Bu savaş, öyle çetin şartlarda kazanılmıştır ki, insan aklına adeta durgunluk verir. Varlık ile yokluğun, açlık ile tokluğun, tüfekliler ile küreklilerin karşı karşıya geldiği savaştır. Bu savaş, imanlıların imansızları, yüreklilerin yüreksizleri, inancın emperyalizmi yendiği savaştır. Azim ve kararlılığın en üst seviyede gösterildiği, itaat ve yeteneğin birlikte hareket ederek zafere dönüştüğü savaştır. Çıkmamış candan ümidin kesilmemesi gerektiğini doğrulayan, karşılaşılan engellerin boyutu ne olursa olsun, inanmak neticesinde her türlü olumsuzluğun anlamını yitirdiği bir savaştır Çanakkale..
Düşman kuvvetlerinin asker sayısı, imkân, kabiliyet ve ekonomik gücünün, bağımsızlığına canından da fazla önem veren, imanı sağlam bir orduya karşı anlam taşımadığının dosta ve düşmana açıkça gösterildiği bir savaştır Çanakkale.. Metrekareye altı bin civarında merminin düştüğü, karşılıklı siperlerin sekiz, on metreye kadar yakınlaştığı ve cehennemi aratmayan manzarası ile tarih sayfalarından asla silinmeyecek ender savaşlardan birisi olma özelliğini taşımaktadır.
Savaşın sürdüğü süre zarfınca neredeyse yaşanan her bir anın romanlara ve filmlere konu olabilecek kadar iffet ve erdeme sahip olduğu Çanakkale Zaferi; adaletin, hoşgörünün, milletçe birlikteliğin, paylaşma ve yardımlaşmanın en güzel şekilde sergilenerek insanlığa gösterildiği bir savaştır.
Kısacası;
Kelimelerin kifayetsiz kaldığı, ruhların büyük bir aşk ile irkildiği, bedenlerin ve beyinlerin yaşananlar karşısında adeta donup kaldığı deyim yerindeyse, tüm sistemlerin çöktüğü yani her şeyin yerle bir olduğu savaştır Çanakkale…
Güllerin dikenlere karşı amansız mücadele verdiği bu savaşta, “Gök Kubbeyi başınıza dar ederiz” diyerek, arşı alayı tekbirlerle, salâvat-ı şeriflerle inleten Türk ordusu, bu zaferi kazanırken çok sayıda şehit verdi.

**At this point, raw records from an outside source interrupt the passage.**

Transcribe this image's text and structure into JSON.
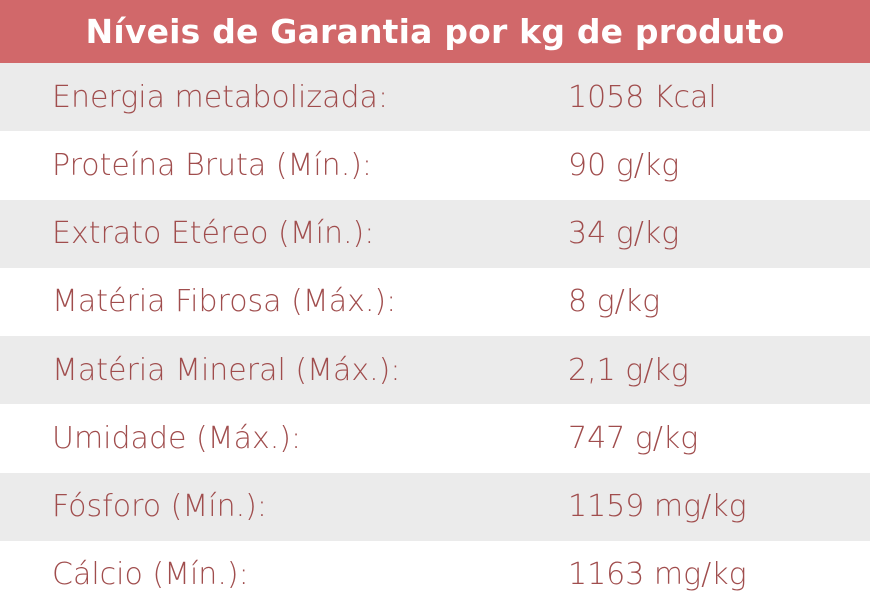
{
  "table": {
    "title": "Níveis de Garantia por kg de produto",
    "rows": [
      {
        "label": "Energia metabolizada:",
        "value": "1058 Kcal"
      },
      {
        "label": "Proteína Bruta (Mín.):",
        "value": "90 g/kg"
      },
      {
        "label": "Extrato Etéreo (Mín.):",
        "value": "34 g/kg"
      },
      {
        "label": "Matéria Fibrosa (Máx.):",
        "value": "8 g/kg"
      },
      {
        "label": "Matéria Mineral (Máx.):",
        "value": "2,1 g/kg"
      },
      {
        "label": "Umidade (Máx.):",
        "value": "747 g/kg"
      },
      {
        "label": "Fósforo (Mín.):",
        "value": "1159 mg/kg"
      },
      {
        "label": "Cálcio (Mín.):",
        "value": "1163 mg/kg"
      }
    ]
  },
  "colors": {
    "header_background": "#d1686a",
    "header_text": "#ffffff",
    "row_shaded": "#ebebeb",
    "row_white": "#ffffff",
    "row_text": "#a04d4d"
  }
}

Öyle ki, aradan geçen doksan küsur yıl sonra bile hala bu toprakların kan kokması nasıl bir mücadele verildiğine dair örnektir.

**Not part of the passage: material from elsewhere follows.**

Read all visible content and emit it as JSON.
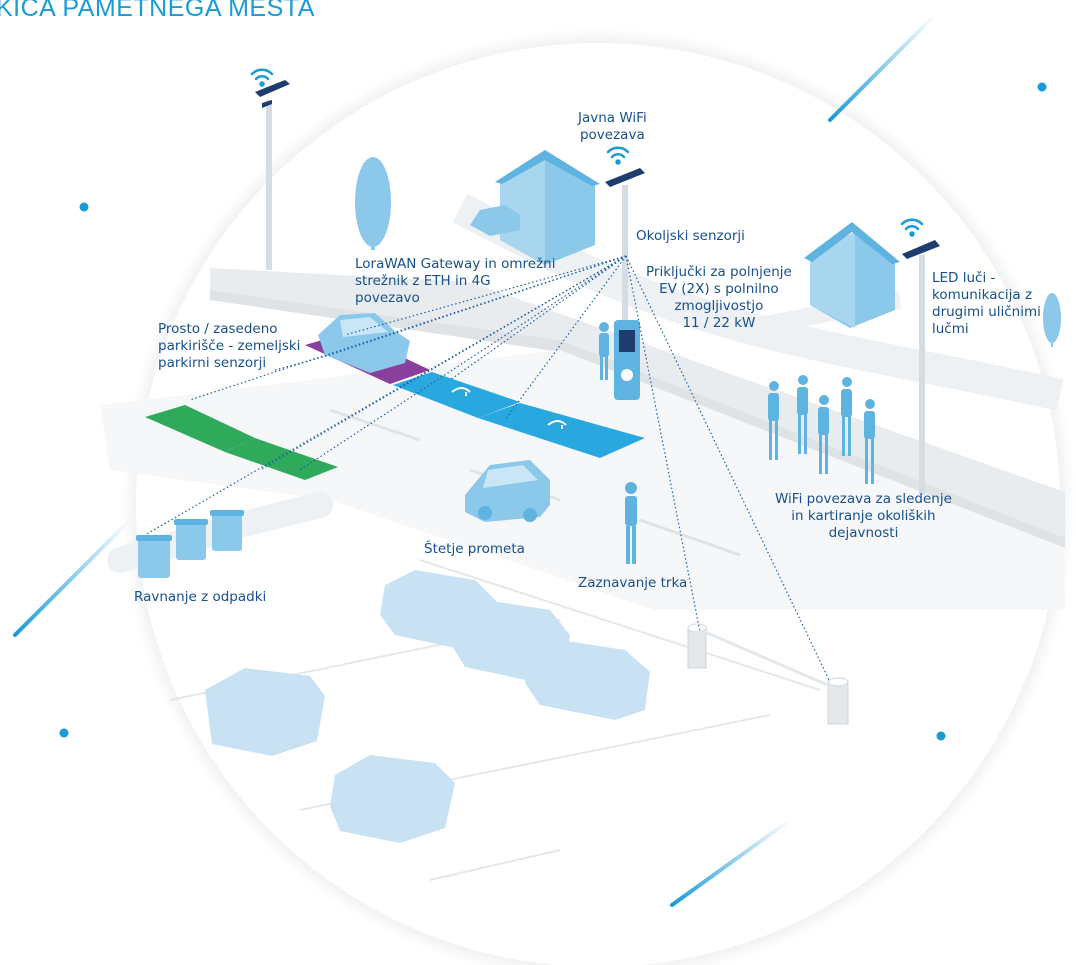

Evet, Allah için ölenlerin gerçekte diri oldukları Hz. Kur’ an-ı Kerim’de bildirilmektedir. Bu ulvi mertebeye ulaşanlar cennette Peygamberden sonraki rütbeye nail olacaklardır. Ayetten de anlaşılacağı üzere şehitlik, canı ile cenneti satın almaktır. Bunların ne demek olduğunu, ancak Allah’a hakkıyla teslim olmuşlar bilebilir.

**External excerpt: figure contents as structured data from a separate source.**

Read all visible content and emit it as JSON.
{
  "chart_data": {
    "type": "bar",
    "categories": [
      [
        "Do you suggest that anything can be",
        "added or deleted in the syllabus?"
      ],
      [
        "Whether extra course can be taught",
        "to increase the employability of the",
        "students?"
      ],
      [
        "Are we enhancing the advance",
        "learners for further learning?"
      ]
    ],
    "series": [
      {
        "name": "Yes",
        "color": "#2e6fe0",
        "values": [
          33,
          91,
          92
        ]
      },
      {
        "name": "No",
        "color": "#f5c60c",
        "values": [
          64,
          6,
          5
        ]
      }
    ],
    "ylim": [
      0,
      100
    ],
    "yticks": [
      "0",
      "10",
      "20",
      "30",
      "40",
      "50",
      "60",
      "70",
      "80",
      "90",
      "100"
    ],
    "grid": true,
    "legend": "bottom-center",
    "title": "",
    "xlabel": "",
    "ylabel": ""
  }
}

Şehitlik günahların, vefasızlığın, isyanın, imansızlığın, nefislerin dünyasından sıyrılıp, şanla, şerefle, kahramanlıkla ve tertemiz bir şekilde cennet müjdesiyle ebedi âleme intikal etmektir. Zillet ve iki büklüm içinde bir hayata tahammül etmektense, izzet içinde son nefesini vermektir şehitlik.
Şehitlik, bir topluluğu, bir devleti hatta bir milleti yeniden ayağa kaldırabilecek kadar kuvvetli bir mefhumdur. Hak için, İslam için, Türklük için dökülen şehitlik kanları, yarınlara uzanan ümittir. İnananlara zafer muştusudur. Üzerine ölü toprağı serpilmişlere bir silkiniş çağrısıdır, çığlığıdır ve narasıdır.
Yürekten ümit ediyor ve arzuluyorum ki, Çanakkale Zaferi’nden mekteplisi ve mektepsizi, köylüsü ve işçisi, memuru ve emeklisi, genci ve yaşlısı herkes çıkarması gereken dersi çıkarır. Yirminci yüzyılın başlarında her türlü imkânsızlıklarla kazanılan bu savaştan özellikle milletimizin yegâne umut kaynağı olan Türk gençliği, nasibine düşeni alamazsa tehlike sinyalleri veriliyor demektir.
Çünkü o zamanlar ölmek pahasına da olsa, yurdumuza almadığımız emperyalizmin işbirlikçilerini maalesef ve mateesüf bugün almış durumdayız. Maneviyatımızın günden güne artarak zedelendiği bu zamanda, gözümüzü Çanakkale’ye çevirip, o ulvi ortamdan gelecek seslere kulak vermeliyiz.
Çanakkale’den, çok iyi ders çıkarmalıyız. Çünkü orada şanlı tarihimiz yatmaktadır. Çünkü orada kahraman ecdadımız yatmaktadır. Çünkü orada adaletli, namuslu, erdemli, imanlı Türk milleti yatmaktadır. Çünkü orada Din, Vatan, Devlet ve Millet nasıl müdafaa edilirmiş diyenler yatmaktadır.
Yakutistan’dan Üsküp’e, Kırım’dan Kerkük’e kadar Türkün yaşadığı coğrafyada doğan her Türk evladı Çanakkale’yi gezmeli, görmeli ve atalarının kahramanlıklarıyla gurur duyarak, büyük Türk ırkının nelere mukabil olduğunu bizatihi anlamalıdır.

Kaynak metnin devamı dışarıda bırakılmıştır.